使用ddply将函数应用于一组行 [英] Using ddply to apply a function to a group of rows
问题描述
我经常使用ddply,但是我不认为自己是专家.我有一个数据帧(df),其分组变量"Group"的值为"A","B"和"C",而要汇总的变量"Var"为数字值.如果我使用
I use ddply quite a bit but I do not consider myself an expert. I have a data frame (df) with grouping variable "Group" which has values of "A", "B" and "C" and the variable to summarize, "Var" has numeric values. If I use
ddply(df, .(Group), summarize, mysum=sum(Var))

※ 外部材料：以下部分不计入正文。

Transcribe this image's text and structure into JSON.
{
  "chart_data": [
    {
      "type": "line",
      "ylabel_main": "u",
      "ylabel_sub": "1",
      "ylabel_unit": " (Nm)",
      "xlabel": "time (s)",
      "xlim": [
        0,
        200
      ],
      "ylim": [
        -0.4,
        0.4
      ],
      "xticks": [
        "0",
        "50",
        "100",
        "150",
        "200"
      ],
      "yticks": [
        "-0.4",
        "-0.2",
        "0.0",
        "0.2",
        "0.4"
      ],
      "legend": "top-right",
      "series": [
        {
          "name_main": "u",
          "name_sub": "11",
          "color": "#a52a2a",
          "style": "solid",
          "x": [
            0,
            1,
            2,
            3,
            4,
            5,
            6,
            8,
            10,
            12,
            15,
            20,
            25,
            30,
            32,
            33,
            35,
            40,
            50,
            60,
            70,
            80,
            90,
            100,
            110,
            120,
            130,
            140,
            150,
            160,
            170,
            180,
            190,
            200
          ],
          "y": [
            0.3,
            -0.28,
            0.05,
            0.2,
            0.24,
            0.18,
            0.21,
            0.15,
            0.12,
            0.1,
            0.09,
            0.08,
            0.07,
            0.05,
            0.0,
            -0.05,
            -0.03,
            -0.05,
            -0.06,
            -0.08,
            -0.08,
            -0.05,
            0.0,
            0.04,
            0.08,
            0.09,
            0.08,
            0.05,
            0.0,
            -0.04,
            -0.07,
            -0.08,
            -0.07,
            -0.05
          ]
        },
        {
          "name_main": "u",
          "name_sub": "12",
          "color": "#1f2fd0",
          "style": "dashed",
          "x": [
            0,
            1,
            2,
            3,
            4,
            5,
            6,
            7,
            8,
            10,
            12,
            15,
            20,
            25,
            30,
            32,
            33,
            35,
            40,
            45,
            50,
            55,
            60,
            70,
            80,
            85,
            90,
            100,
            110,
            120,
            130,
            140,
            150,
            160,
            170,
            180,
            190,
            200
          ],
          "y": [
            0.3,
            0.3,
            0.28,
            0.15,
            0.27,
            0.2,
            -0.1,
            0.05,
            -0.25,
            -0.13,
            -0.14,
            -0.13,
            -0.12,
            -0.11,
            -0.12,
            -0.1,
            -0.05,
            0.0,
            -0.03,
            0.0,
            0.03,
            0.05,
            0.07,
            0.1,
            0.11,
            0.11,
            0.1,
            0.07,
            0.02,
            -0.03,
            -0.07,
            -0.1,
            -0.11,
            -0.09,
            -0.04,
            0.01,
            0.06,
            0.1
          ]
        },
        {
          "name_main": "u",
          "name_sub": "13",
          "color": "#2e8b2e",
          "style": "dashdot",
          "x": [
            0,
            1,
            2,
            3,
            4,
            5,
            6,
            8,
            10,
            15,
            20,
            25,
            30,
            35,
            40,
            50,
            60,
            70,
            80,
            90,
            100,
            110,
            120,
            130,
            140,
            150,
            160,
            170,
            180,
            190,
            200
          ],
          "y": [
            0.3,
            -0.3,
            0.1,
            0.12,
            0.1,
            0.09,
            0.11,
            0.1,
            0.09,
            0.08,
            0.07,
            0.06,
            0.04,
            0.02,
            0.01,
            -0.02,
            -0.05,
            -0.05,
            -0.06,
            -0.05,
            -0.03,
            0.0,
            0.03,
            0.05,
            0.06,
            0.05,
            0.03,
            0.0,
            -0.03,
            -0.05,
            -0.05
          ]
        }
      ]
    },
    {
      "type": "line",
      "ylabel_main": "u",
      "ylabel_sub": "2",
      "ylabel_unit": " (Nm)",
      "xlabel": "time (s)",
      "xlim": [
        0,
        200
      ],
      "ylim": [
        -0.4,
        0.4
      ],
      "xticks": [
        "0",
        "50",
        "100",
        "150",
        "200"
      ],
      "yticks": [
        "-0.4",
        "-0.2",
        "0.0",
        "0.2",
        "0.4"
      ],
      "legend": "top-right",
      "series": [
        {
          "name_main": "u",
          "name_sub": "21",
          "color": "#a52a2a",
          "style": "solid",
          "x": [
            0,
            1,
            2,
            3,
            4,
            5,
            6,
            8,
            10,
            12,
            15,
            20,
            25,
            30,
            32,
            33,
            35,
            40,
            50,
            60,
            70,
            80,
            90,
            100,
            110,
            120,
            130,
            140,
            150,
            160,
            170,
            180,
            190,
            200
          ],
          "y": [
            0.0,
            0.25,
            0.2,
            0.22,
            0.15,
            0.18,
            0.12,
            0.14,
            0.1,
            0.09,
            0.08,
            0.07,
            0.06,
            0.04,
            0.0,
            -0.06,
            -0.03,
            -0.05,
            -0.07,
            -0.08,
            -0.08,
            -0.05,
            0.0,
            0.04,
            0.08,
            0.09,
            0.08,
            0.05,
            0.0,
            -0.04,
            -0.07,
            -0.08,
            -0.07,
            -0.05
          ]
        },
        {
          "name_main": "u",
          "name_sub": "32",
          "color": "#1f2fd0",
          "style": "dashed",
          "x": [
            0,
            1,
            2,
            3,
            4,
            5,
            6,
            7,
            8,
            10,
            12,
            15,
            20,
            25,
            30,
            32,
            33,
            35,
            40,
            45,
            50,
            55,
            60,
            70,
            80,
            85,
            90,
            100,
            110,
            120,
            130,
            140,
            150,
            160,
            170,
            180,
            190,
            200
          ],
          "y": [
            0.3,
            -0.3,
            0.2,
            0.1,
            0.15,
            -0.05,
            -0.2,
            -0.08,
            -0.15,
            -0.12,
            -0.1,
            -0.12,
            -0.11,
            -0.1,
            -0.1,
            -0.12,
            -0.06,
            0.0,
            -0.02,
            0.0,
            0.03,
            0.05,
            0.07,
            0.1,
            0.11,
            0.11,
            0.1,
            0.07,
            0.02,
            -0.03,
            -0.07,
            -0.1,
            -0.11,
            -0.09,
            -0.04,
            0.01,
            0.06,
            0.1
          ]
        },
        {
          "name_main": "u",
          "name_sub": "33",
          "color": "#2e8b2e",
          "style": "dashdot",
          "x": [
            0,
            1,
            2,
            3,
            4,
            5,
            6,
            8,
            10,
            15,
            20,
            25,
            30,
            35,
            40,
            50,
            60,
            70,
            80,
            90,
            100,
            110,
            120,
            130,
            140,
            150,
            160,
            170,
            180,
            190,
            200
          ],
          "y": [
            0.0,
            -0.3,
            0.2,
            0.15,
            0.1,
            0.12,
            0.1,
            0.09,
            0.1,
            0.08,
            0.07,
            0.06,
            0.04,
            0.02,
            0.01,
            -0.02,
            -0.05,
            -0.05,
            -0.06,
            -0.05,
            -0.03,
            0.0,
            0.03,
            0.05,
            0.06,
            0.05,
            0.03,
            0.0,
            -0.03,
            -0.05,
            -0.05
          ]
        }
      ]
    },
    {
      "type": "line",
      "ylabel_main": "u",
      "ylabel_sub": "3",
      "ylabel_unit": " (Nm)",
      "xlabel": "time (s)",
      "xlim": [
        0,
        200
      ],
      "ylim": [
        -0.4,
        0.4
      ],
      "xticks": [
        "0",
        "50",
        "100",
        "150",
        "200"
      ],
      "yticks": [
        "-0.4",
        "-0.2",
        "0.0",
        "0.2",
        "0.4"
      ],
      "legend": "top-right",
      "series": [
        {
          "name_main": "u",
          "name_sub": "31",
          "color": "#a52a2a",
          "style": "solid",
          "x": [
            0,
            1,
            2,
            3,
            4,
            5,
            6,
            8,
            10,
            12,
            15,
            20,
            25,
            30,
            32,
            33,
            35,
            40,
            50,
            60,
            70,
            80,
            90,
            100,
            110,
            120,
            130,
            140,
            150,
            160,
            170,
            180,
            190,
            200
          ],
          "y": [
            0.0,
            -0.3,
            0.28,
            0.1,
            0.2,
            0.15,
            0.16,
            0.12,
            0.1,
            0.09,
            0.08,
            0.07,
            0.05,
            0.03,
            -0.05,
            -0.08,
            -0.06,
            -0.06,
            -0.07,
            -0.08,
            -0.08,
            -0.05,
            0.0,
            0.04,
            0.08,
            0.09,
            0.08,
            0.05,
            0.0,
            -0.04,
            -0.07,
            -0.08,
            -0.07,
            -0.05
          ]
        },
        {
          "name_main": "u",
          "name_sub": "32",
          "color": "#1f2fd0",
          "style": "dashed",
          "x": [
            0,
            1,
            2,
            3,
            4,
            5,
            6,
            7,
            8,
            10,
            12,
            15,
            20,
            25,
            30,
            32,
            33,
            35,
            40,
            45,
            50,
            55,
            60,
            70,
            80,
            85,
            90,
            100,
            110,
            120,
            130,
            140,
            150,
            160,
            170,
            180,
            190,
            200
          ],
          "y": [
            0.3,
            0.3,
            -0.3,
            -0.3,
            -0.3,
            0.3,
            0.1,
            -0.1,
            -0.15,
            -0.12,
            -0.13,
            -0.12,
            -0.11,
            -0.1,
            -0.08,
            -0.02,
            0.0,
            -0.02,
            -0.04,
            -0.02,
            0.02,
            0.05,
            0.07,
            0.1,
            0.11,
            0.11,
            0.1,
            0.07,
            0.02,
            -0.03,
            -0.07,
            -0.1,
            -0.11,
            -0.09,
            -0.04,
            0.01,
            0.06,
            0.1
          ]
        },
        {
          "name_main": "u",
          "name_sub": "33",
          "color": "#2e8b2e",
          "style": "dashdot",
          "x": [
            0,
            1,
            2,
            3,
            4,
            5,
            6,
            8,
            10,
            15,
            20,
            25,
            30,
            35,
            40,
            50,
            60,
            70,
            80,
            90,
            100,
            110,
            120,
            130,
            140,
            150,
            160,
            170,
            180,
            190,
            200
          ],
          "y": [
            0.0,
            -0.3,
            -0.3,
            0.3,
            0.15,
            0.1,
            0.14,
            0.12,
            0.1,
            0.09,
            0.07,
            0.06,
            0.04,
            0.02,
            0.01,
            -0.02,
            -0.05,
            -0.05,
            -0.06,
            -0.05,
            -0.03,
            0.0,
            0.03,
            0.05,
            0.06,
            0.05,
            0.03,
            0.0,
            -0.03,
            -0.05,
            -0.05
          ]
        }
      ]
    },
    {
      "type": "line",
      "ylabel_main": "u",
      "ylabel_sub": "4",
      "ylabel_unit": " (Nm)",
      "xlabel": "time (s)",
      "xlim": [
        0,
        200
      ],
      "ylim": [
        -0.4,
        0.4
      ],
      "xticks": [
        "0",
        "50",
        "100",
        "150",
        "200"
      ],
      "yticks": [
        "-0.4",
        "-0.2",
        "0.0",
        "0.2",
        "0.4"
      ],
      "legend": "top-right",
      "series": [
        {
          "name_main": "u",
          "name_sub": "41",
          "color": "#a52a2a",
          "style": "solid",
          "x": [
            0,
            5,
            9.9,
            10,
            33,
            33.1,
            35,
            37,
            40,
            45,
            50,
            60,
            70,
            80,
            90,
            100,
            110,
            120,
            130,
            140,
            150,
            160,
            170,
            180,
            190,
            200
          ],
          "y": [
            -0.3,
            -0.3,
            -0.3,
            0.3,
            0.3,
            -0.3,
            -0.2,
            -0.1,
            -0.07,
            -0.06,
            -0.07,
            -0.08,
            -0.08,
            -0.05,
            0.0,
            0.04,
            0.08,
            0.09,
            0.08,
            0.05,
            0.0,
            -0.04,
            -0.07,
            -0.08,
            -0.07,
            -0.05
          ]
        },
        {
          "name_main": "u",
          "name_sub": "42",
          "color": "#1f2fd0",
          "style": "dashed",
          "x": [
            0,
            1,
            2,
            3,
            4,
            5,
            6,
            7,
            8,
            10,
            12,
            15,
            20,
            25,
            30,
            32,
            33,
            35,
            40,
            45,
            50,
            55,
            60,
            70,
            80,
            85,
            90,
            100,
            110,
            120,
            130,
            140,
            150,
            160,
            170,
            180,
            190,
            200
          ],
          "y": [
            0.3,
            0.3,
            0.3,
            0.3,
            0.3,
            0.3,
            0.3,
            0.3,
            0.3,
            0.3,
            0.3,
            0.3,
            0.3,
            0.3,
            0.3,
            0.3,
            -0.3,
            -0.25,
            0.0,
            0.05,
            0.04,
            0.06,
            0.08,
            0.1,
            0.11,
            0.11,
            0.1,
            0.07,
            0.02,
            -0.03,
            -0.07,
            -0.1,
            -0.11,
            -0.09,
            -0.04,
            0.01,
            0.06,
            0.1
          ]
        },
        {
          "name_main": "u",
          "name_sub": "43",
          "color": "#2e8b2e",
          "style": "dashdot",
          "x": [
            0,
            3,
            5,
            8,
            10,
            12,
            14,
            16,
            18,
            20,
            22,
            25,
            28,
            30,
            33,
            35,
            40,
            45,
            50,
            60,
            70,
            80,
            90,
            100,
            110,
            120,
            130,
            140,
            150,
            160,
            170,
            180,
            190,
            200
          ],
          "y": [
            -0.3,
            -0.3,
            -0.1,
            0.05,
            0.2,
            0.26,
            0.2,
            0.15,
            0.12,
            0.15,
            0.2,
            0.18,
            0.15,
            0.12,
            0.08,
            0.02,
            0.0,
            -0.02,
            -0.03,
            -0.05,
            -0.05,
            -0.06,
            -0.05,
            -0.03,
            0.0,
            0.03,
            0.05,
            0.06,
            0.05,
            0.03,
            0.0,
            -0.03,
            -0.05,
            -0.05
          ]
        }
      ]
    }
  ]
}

然后我得到每个A,B和C的总和,这是正确的.但是我想做的是对分组在数据帧中的Group变量的每个分组求和.例如,如果数据框具有
then I get the sum of each A, B and C, which is correct. But what I want to do is to sum over each grouping of the Group variables as they are arranged in the data frame. For instance, if the data frame has
Group Var
A 1.3
A 1.2
A 0.4
B 0.3
B 1.3
C 1.5
C 1.7
C 1.9
A 2.1
A 2.4
B 6.7
所需结果
A 2.9
B 1.6
C 5.1
A 4.5
B 6.7
因此,所需的输出在Group变量的每个分组上执行数学函数,而不是在单个Group变量的所有实例上执行数学函数.可以在ddply中完成吗?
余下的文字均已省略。